Monograms

Monograms

Monograms were traditionally used to represent an individual, kingdom, municipality or company. Today, they are definitely more commonly associated with brands and commercial use.

One Old

source: https://www.postalmuseum.org/blog/royal-cypher-appearances/

Royal monograms are iconic. This one in particular represents the current Queen, Queen Elizabeth II. Every royal monogram features the monarch’s inital, their number if they are not the first of their name and an R, which stands for either Rex or Regina, which is King or Queen in Latin. A crown is also visible in the monogram.

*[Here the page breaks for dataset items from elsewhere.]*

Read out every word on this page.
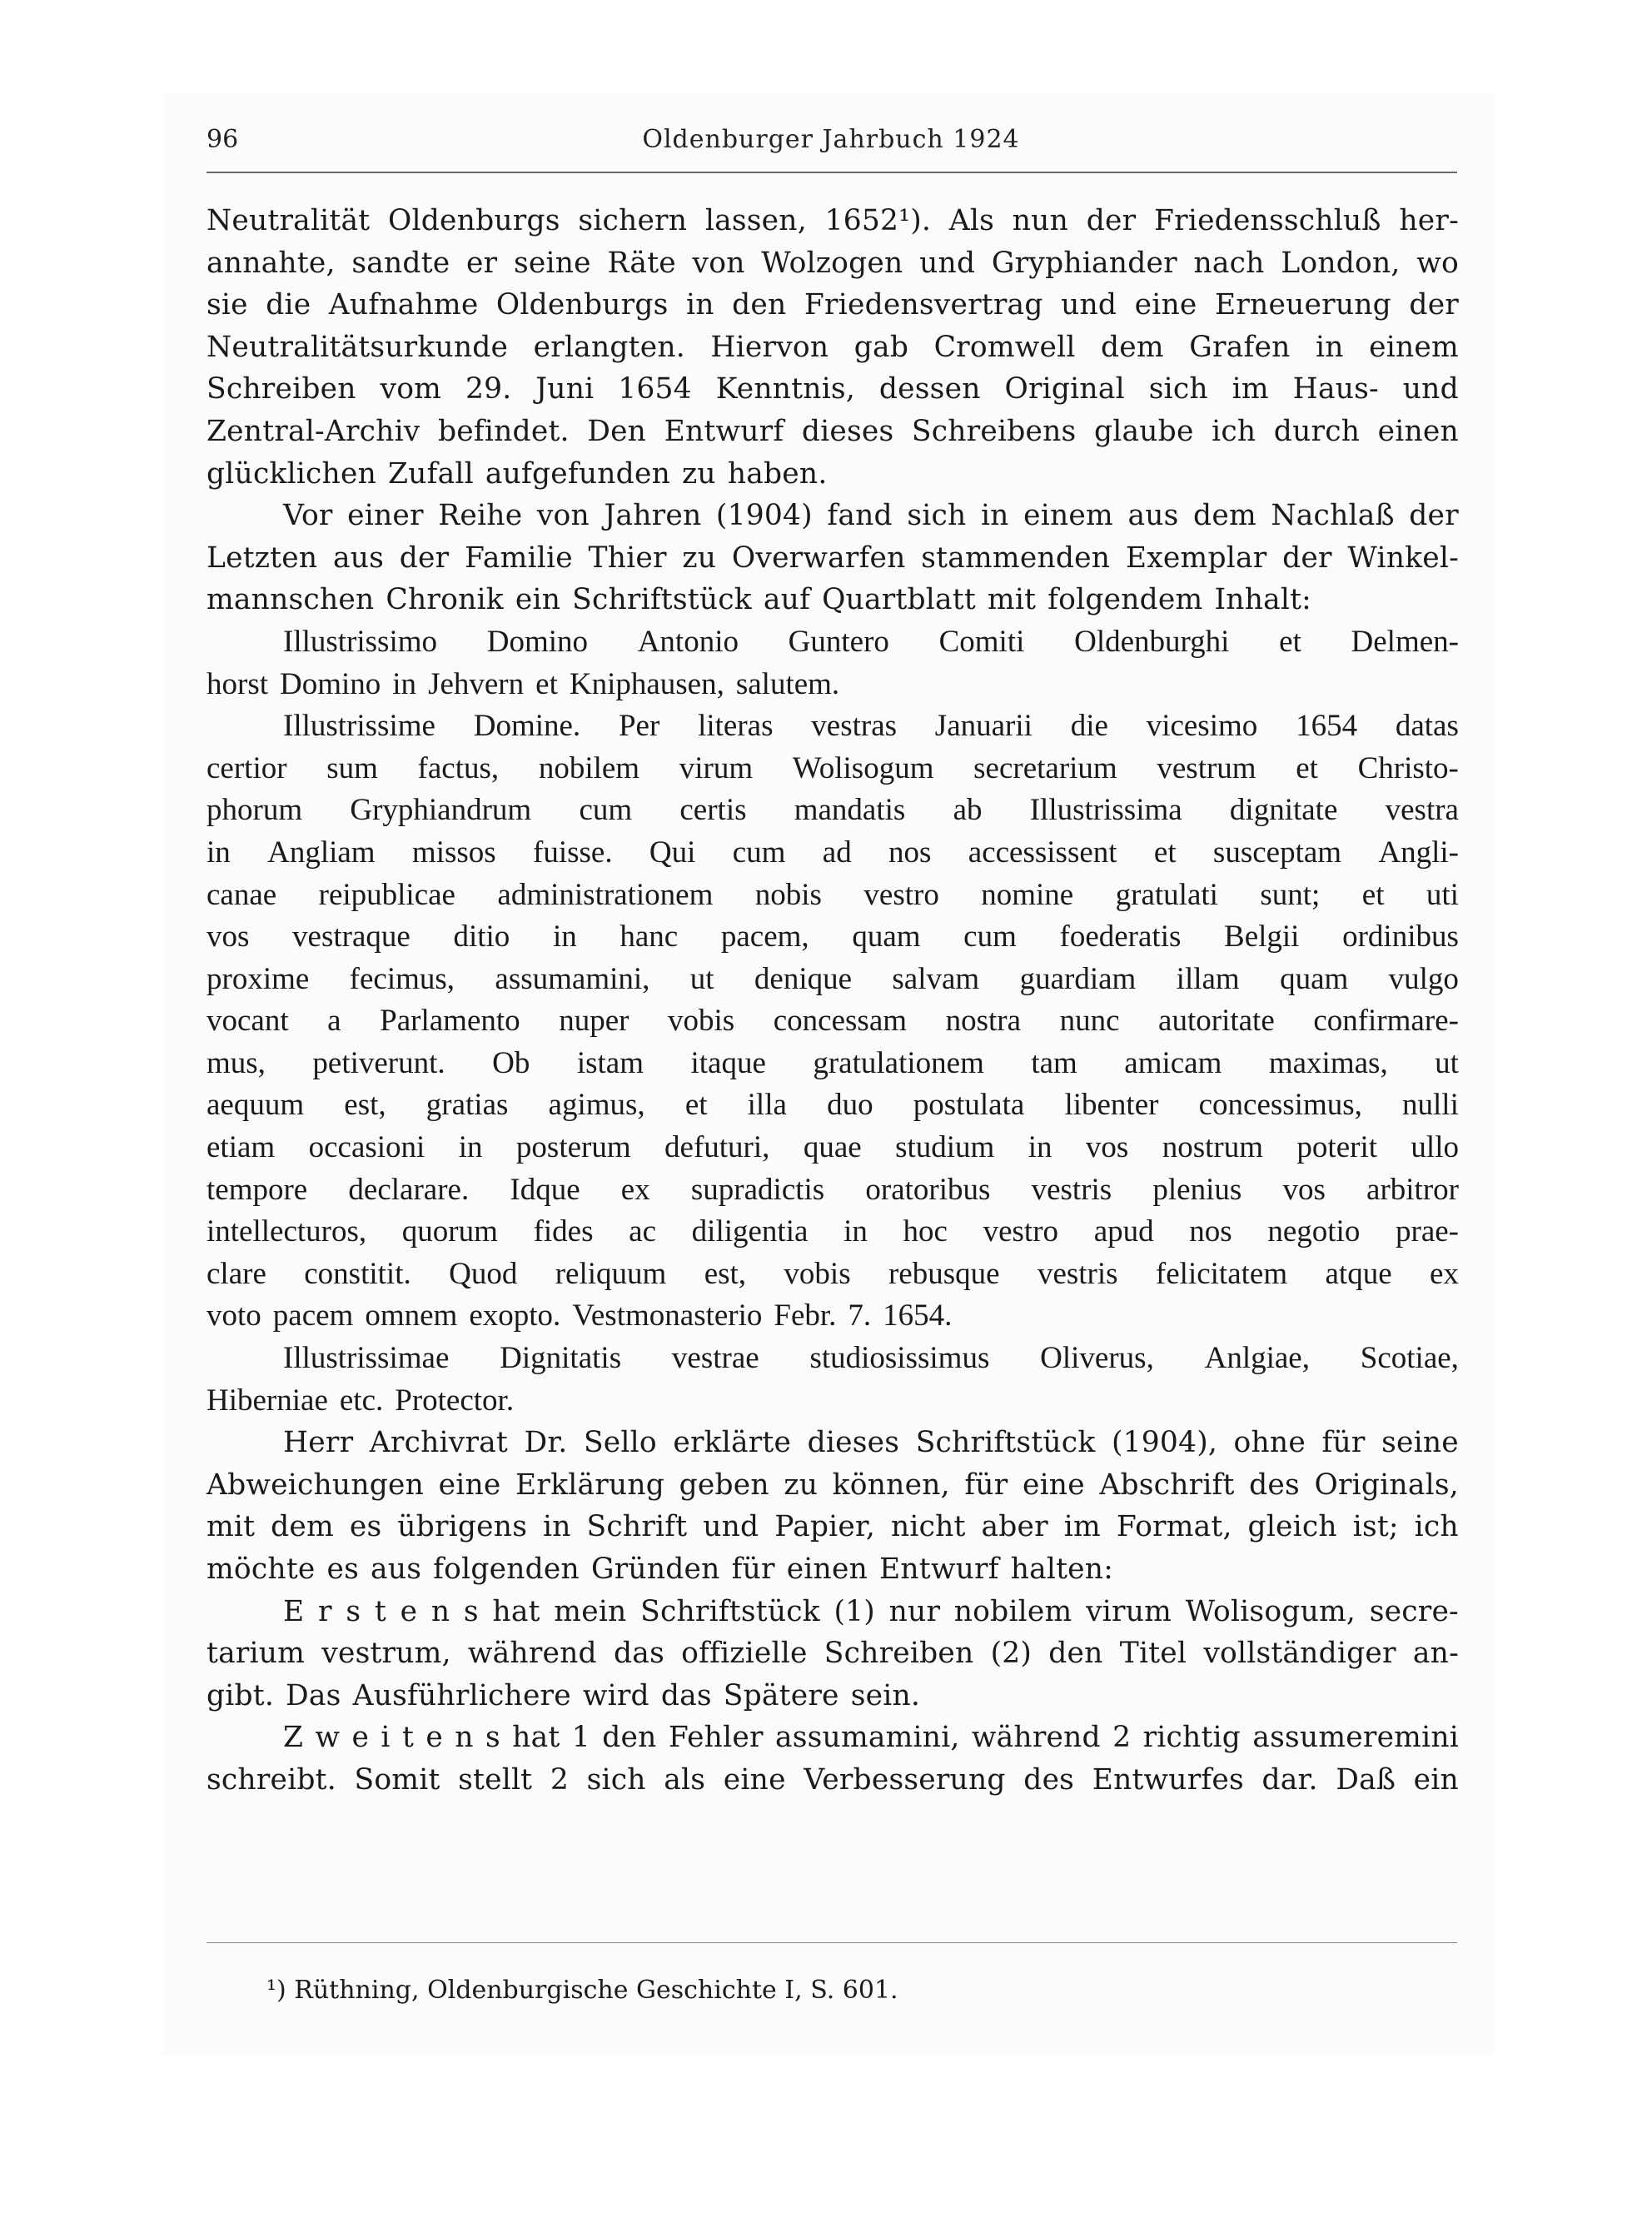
96	Oldenburger Jahrbuch 1924
Neutralität Oldenburgs sichern lassen, 1652¹). Als nun der Friedensschluß her-
annahte, sandte er seine Räte von Wolzogen und Gryphiander nach London, wo
sie die Aufnahme Oldenburgs in den Friedensvertrag und eine Erneuerung der
Neutralitätsurkunde erlangten. Hiervon gab Cromwell dem Grafen in einem
Schreiben vom 29. Juni 1654 Kenntnis, dessen Original sich im Haus- und
Zentral-Archiv befindet. Den Entwurf dieses Schreibens glaube ich durch einen
glücklichen Zufall aufgefunden zu haben.
Vor einer Reihe von Jahren (1904) fand sich in einem aus dem Nachlaß der
Letzten aus der Familie Thier zu Overwarfen stammenden Exemplar der Winkel-
mannschen Chronik ein Schriftstück auf Quartblatt mit folgendem Inhalt:
Illustrissimo Domino Antonio Guntero Comiti Oldenburghi et Delmen-
horst Domino in Jehvern et Kniphausen, salutem.
Illustrissime Domine. Per literas vestras Januarii die vicesimo 1654 datas
certior sum factus, nobilem virum Wolisogum secretarium vestrum et Christo-
phorum Gryphiandrum cum certis mandatis ab Illustrissima dignitate vestra
in Angliam missos fuisse. Qui cum ad nos accessissent et susceptam Angli-
canae reipublicae administrationem nobis vestro nomine gratulati sunt; et uti
vos vestraque ditio in hanc pacem, quam cum foederatis Belgii ordinibus
proxime fecimus, assumamini, ut denique salvam guardiam illam quam vulgo
vocant a Parlamento nuper vobis concessam nostra nunc autoritate confirmare-
mus, petiverunt. Ob istam itaque gratulationem tam amicam maximas, ut
aequum est, gratias agimus, et illa duo postulata libenter concessimus, nulli
etiam occasioni in posterum defuturi, quae studium in vos nostrum poterit ullo
tempore declarare. Idque ex supradictis oratoribus vestris plenius vos arbitror
intellecturos, quorum fides ac diligentia in hoc vestro apud nos negotio prae-
clare constitit. Quod reliquum est, vobis rebusque vestris felicitatem atque ex
voto pacem omnem exopto. Vestmonasterio Febr. 7. 1654.
Illustrissimae Dignitatis vestrae studiosissimus Oliverus, Anlgiae, Scotiae,
Hiberniae etc. Protector.
Herr Archivrat Dr. Sello erklärte dieses Schriftstück (1904), ohne für seine
Abweichungen eine Erklärung geben zu können, für eine Abschrift des Originals,
mit dem es übrigens in Schrift und Papier, nicht aber im Format, gleich ist; ich
möchte es aus folgenden Gründen für einen Entwurf halten:
E r s t e n s hat mein Schriftstück (1) nur nobilem virum Wolisogum, secre-
tarium vestrum, während das offizielle Schreiben (2) den Titel vollständiger an-
gibt. Das Ausführlichere wird das Spätere sein.
Z w e i t e n s hat 1 den Fehler assumamini, während 2 richtig assumeremini
schreibt. Somit stellt 2 sich als eine Verbesserung des Entwurfes dar. Daß ein
¹) Rüthning, Oldenburgische Geschichte I, S. 601.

The tradition of a royal monogram, or cypher, spans back to Queen Victoria who was the Queen from 1837 to 1901. Royal cyphers predominately appear on mailboxes, medals and stamps, but can also be printed on various other items. Across the United Kingdom, you can approximate the age of an item by which royal cypher is visible on it.

source: https://www.postalmuseum.org/blog/royal-cypher-appearances/

One New

The Louis Vuitton monogram is probably identifiable to a majority of the population, regardless of whether you can afford their items or not.

The classic interlocking LV symbol was actually created by Louis Vuitton’s son, George, in 1896 (Vogue, 2018). This design was a way to identify the luggage business, and it has stuck around until today.

The iconic monogram can be seen across most of the Louis Vuitton product range, and has since become a symbol of wealth, high fashion and prestige, similar to other designer brand monograms such as Gucci and Yves Saint Laurent.